MDS Pharma Services, Quintiles, Xcelience and Synexus - People on the move

By Kirsty Barnes

- Last updated on GMT

Related tags Mds pharma services Pharmacology Clinical trial

MDS Pharma Services, Quintiles, Xcelience and Synexus have all had
people on the move in the world of pharmaceutical outsourcing.

MDS Pharma Services has named Dr Patrice Hugo as vice president of Scientific Affairs for its global central laboratory network.

In the post, Hugo will lead the development of innovative biomarkers and esoteric assays, designed to enhance clinical development productivity across all phases.

Dr Hugo has more than 15 years of relevant experience in discovery, preclinical, clinical development, diagnostics and biotechnology, with a focus on biomarker evaluation and development across a range of therapeutic areas.

He joins MDS from Caprion Proteomics, where he was executive vice president of Research and Development.

"The importance of biomarkers has grown as the industry shifts toward personalised medicine and seeks to expedite drug discovery and development while controlling costs," said MDS Pharma Services president David Spaight.

"As part of this trend, MDS Pharma Services has validated and implemented more than 100 custom biomarkers in the last two years, and Dr Hugo's appointment reflects our intention to remain a key player in this important arena."

Meanwhile, the company has made another appointment of late, hiring Dr Lori McDonald as vice president of Quality and Compliance, to lead the firm's programme to build and manage quality and regulatory compliance systems across its global business.

"By enabling process improvements and compliance with regulatory requirements, she and her staff will be instrumental in helping MDS Pharma Services deliver high-quality, on-time services.

This will help our clients expedite their drug discovery and development programs," said Spaight.

Before joining MDS, McDonald served as vice president of Regulatory Affairs with Alder Biopharmaceuticals.

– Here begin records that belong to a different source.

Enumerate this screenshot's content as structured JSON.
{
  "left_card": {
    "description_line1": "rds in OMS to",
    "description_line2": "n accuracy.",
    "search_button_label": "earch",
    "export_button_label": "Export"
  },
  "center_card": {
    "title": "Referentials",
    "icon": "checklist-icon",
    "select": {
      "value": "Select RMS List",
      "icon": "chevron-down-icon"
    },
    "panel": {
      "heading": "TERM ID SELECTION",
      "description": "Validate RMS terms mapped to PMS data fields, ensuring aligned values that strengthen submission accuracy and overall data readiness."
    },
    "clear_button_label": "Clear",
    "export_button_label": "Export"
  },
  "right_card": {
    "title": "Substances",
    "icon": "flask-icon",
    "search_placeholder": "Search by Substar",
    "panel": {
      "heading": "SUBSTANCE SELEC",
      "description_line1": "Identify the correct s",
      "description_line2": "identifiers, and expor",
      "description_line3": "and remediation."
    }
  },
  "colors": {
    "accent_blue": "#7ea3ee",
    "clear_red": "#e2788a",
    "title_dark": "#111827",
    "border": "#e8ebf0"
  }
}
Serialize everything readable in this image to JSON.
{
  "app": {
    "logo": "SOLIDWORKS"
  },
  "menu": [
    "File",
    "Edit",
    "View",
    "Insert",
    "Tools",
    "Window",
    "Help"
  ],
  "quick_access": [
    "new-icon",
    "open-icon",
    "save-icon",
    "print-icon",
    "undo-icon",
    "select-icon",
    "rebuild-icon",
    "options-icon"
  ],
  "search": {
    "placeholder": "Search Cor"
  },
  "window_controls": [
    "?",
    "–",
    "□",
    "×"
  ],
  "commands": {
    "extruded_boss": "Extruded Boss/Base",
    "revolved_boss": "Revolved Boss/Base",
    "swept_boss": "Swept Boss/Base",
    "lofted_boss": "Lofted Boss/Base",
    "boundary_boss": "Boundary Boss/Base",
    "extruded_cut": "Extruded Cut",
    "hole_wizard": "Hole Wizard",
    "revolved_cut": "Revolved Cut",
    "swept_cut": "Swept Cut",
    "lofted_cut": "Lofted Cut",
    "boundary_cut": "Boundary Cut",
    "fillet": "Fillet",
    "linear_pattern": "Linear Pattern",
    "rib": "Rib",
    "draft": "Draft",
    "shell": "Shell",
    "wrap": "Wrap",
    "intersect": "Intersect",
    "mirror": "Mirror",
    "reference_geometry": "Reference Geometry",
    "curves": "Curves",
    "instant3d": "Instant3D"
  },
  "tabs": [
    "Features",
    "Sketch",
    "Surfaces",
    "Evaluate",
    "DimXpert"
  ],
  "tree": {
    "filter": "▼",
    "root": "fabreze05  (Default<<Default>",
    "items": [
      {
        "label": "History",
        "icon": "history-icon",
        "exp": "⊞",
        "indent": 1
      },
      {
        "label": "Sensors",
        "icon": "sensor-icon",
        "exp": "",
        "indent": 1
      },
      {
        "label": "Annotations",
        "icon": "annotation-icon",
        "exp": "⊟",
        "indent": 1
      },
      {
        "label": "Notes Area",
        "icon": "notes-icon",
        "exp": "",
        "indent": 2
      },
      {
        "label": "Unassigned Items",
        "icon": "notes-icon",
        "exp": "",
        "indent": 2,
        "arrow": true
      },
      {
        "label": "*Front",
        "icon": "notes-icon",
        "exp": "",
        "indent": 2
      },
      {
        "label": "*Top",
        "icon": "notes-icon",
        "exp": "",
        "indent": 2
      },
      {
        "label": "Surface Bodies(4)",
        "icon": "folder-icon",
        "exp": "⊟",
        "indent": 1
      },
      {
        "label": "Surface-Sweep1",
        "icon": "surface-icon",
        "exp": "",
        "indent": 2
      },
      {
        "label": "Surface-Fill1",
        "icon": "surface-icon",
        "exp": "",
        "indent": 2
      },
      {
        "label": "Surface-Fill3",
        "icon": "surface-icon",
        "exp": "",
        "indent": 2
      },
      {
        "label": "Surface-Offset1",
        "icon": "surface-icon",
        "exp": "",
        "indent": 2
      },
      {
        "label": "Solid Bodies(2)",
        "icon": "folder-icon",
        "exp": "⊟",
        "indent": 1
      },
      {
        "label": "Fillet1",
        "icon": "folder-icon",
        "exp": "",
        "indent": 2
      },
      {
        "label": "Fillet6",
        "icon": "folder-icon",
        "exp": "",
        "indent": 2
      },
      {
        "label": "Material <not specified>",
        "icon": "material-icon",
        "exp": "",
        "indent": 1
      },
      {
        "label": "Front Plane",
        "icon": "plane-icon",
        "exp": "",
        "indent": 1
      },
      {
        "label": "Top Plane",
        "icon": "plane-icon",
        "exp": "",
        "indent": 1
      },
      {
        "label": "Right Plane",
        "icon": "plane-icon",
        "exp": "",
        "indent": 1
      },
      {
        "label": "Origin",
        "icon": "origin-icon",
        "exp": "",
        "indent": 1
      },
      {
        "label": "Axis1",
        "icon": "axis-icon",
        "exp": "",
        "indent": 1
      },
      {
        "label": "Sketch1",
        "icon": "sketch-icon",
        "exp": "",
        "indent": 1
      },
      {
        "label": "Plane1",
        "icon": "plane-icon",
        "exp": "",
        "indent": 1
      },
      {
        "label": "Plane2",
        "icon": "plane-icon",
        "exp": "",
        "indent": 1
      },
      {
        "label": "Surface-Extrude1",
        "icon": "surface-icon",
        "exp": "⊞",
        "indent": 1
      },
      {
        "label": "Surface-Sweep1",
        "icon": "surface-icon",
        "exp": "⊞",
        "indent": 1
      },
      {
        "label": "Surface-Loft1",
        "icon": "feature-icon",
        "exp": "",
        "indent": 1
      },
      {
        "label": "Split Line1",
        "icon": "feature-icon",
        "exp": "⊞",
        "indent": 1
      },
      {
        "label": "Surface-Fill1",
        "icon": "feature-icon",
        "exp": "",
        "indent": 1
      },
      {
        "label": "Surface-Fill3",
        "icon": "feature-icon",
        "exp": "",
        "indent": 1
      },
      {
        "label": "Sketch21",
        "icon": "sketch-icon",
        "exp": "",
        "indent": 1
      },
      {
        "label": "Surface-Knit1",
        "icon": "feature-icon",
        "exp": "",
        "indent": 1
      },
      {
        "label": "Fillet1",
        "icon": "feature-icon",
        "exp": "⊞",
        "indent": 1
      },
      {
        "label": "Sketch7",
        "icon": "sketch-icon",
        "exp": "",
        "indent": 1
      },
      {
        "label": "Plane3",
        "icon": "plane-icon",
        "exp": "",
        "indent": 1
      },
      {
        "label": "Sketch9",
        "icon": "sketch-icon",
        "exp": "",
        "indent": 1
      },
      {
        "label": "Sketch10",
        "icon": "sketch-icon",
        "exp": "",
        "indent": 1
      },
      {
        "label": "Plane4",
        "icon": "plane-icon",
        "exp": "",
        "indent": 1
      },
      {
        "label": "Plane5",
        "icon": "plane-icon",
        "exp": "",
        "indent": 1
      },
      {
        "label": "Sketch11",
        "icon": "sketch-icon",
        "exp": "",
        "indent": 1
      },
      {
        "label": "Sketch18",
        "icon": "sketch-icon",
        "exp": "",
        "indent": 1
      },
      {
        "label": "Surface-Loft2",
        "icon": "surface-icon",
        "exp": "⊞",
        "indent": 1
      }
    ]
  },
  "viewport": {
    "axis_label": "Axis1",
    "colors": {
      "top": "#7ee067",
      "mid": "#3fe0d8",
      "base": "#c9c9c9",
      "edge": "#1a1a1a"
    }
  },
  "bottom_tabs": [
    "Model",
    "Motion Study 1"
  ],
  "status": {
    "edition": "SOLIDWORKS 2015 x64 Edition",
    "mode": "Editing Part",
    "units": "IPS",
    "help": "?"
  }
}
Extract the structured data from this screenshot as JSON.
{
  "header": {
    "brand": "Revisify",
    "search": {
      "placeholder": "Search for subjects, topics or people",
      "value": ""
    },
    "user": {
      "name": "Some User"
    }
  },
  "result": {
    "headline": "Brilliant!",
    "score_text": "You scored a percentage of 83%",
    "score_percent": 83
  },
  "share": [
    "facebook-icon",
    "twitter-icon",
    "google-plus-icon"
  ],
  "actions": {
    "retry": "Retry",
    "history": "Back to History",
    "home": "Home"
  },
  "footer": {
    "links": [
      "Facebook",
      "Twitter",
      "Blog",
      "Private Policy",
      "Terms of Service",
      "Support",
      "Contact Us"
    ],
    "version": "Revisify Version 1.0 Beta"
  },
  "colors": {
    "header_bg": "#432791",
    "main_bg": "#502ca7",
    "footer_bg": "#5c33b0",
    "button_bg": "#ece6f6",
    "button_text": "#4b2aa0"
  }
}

Quintiles has recently promoted Christopher Cabell to chief medical and scientific officer, taking over from Oren Cohen, who was recently appointed senior vice president of Clinical Research Strategies.

In his new role, Cabell will be responsible for company-wide initiatives that focus on bioethics and the protection of human subjects, as well as the development of initiatives that "bring forward innovations in medicine, science and technology into future business models", the firm said.

Prior to the promotion, Cabell held the position of global cardiovascular/endocrine therapeutic group leader within the Medical and Scientific Services group and provided cardiology expertise for Quintiles Electrocardiogram (ECG) Services.

Xcelience has recently hired Paul Skultety as director of Pharmaceutical Development Services, where he will oversee the firm's preformulation, analytical and formulation services.

Skultety has over 26 years experience in pharmaceutical research and formulation development and has previously served as vice president of Scientific Development at Aptuit and vice president of Pharmaceutics at Quintiles.

In addition, he has nine registered patents with the United States Patent and Trademark Office related to formulation and pharmaceutical composition.

Xcelience said that Skultety's "unique background in pharmaceutical formulation" compliments its offerings to its customers and "expands the company's team structure and ability to become a direct extension of sponsors' laboratories".

Synexus has announced the appointment of specialist chest physician Dr Sándor Kis as country manager of Hungary, where he will be responsible for clinical trials at the contract research organisation's hub site in Budapest, as well as the development of new business in Hungary.

Working for a variety of major pharma companies over the years, Kis has " extensive expertise" in clinical trials and in marketing, said the firm.

According to Synexus, the country is proving to be one of the most attractive places to run clinical trials with good access to hundreds of thousands of patients.

The Hungarian clinical hub site is now involved in several major studies for big pharma firms, as well as a number of smaller studies.